You'll work from dark-subtracted FITS images (which we should have' saved that way at the telescope). You need at least 2 different filters (from B,V,R, for example), and better three. This writeup goes through the process using the Iris program by Christian Buil (which is freeware available from http://www.astrosurf.org/buil/us/iris/iris.htm).
Open each image you need to work with in Iris (File-->Load). The program may or may not automatically select a useful display mapping from the data numbers in the display to brightness on your screen (and the same display may not be equally useful for all stars in an image). The THRESHOLD box deals with this, letting you set the data values corresponding to black and white. Start with AUTO, and change top/bottom sliders for black/white levels to get something more informative.
I favor matching the telescope display and maps by flipping the image north-south to put north at the top. This uses Geometry-->Flip-->Horizontal (I would have thought "vertical"; maybe it's a French translation issue).
Make a hardcopy (say through the File-->BPM Conversion tool and some image display program) to keep track of which star is which. It may be easier on the printer and your marking if you set the contrast to negative (black stars on white sky) before output for printing. This picture may be the only way you have to be sure you can associate the different files' data on each star with each other.
To measure the stars, use Analysis-->Aperture Photometry (this only works in 1x zoom, Iris reminds you if you need to change). You need to set three radii for these measurements. Radius 1 is for the circle within which the starlight is added. Radii 2 and 3 define the annulus where sky light is subtracted. Radius 1 should encompass all the detected light of a bright star. (screenshot)
Now each point-and-click on a star adds the data to a log window. (screenshot). From this, you can copy/paste the magnitude values to a text file or spreadsheet (I find that this window only allows a single line to be copy/pasted; you can also save this whole log as a text file and merge the different filters by hand, keeping track again of which star is which. The (x,y) coordinates will help!). Eventually, you'll need data for each star lined up for arithmetic in a single row.
The advantage of using a star cluster for the H-R diagram is that all its stars are at essentially the same distance from us, so that many important features can be seen by plotting observed magnitudes rather than needing to estimate individual distances for each star. As you look fainter and fainter, into the cluster's stars, there will be more and more interloping foreground and background stars at other distances that will scatter across your HR diagram, so it may be progressively less clear where the cluster features are at faint levels. The observational H-R diagram plots a color measure (B-V or B-R magnitude differences) horizontally and the star's magnitude vertically (with bright stars, that is, numerically small magnitudes, at the top). Excel seems not to want to do this unless you multiply the magnitudes by -1. You should look for the main sequence sloping from bright and blue to faint and red, and some red giants.
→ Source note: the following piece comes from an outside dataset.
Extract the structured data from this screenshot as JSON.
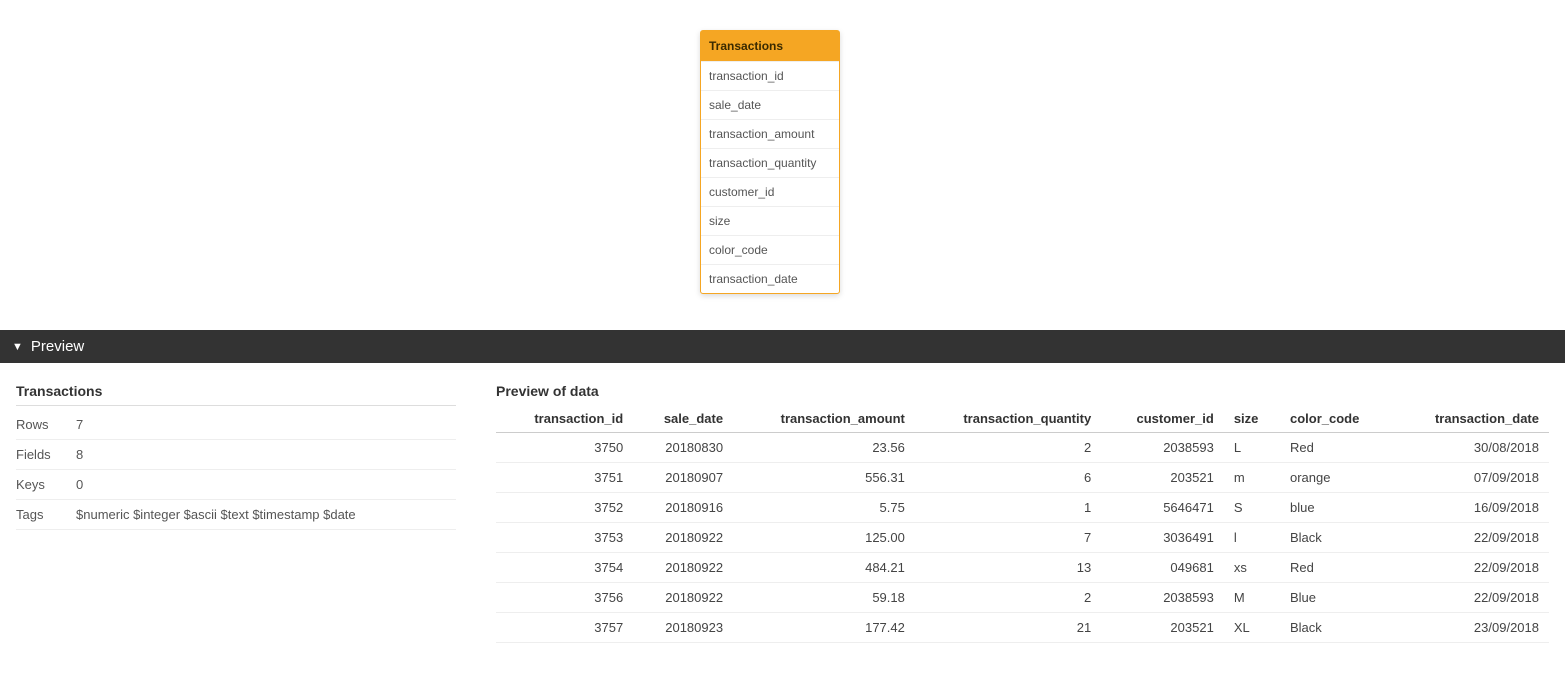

Make note of the color at the top of the main sequence, which can give an estimate of the cluster's age.
The following table gives rough lifetimes on the main sequence for stars of various spectral types and colors. You can compare these to the color of the top of the main sequence in your cluster to estimate its age. (Note that we are ignoring for now the reddening produced by interstellar dust, so these ages will be too large).
| Spectral type | B-V | Lifetime |
| O | -0.4 | 1 million |
| B | -0.2 | 30 million |
| A | 0.2 | 400 million |
| F | 0.5 | 4 billion |
| G | 0.7 | 10 billion |
| K | 1.0 | 60 million |
| M | 1.6 | 100 million |
Last changes: 4/2005